NEML2 offers several high-level mechanisms for users to strategically interact with CPU and CUDA.
Specifying a device
A device is uniquely identified by a type, which specifies the type of machine it is (e.g. CPU or CUDA GPU), and a device index or ordinal, which identifies the specific compute device when there is more than one of a certain type. The device index is optional, and in its default state represents (abstractly) "the current device". Further, there are two constraints on the value of the device index, if one is explicitly specified:
- A negative index represents the current device, a non-negative index represents a specific, concrete device.

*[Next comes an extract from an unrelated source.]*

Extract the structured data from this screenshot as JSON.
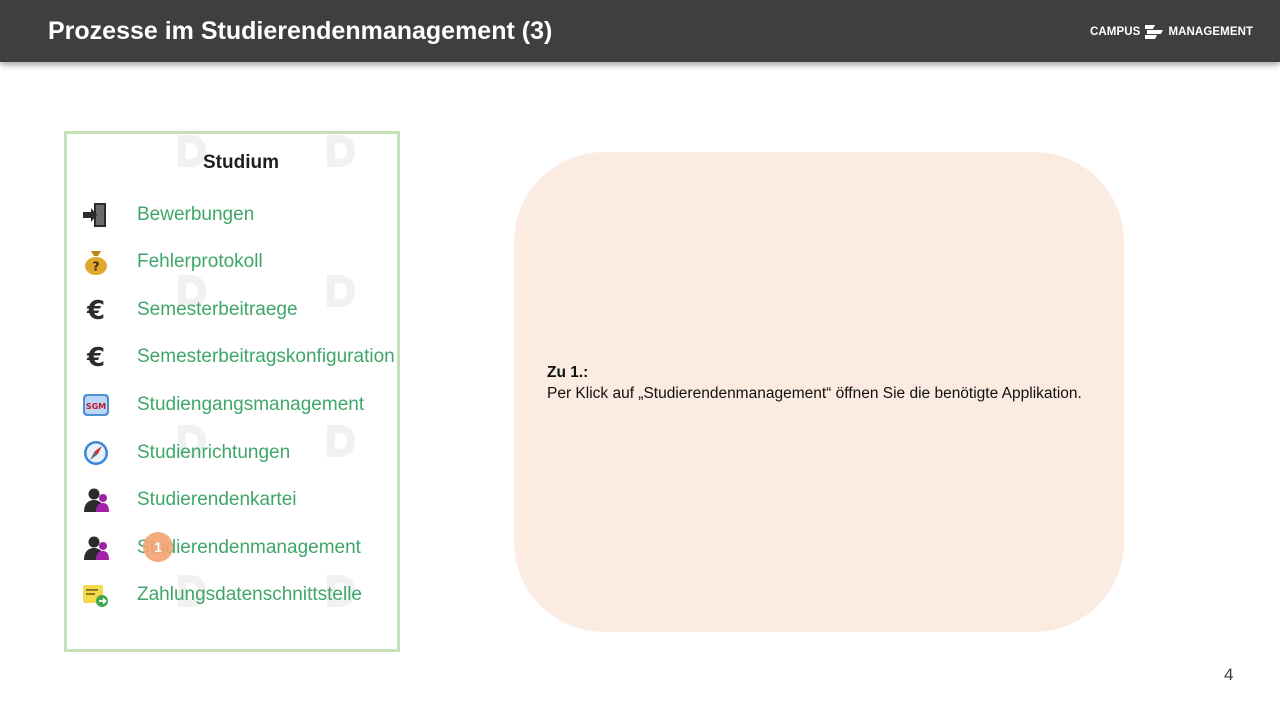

- When the device type is CPU, the device index must be zero.
In NEML2, the device can be specified using either a string or or a predefined device type.
The string follows the schema (cpu|cuda)[:<device-index>], where cpu or cuda specifies the device type, and :<device-index> optionally specifies a device index. For example, "cpu" represents the CPU and "cuda:1" specifies CUDA with device ID 1.
Two predefined device types are supported:
neml2::kCPU which is equivalent to the string "cpu"
neml2::kCUDA which is equivalent to the string "cuda" (without device ID specification)
Evaluating the model on a different device
Recall that all models take the general form of \( y = f(x; p, b) \). To invoke the forward operator \( f \) on a different device, the three ingredients \( x \), \( p \), and \( b \) must be allocated on the target device.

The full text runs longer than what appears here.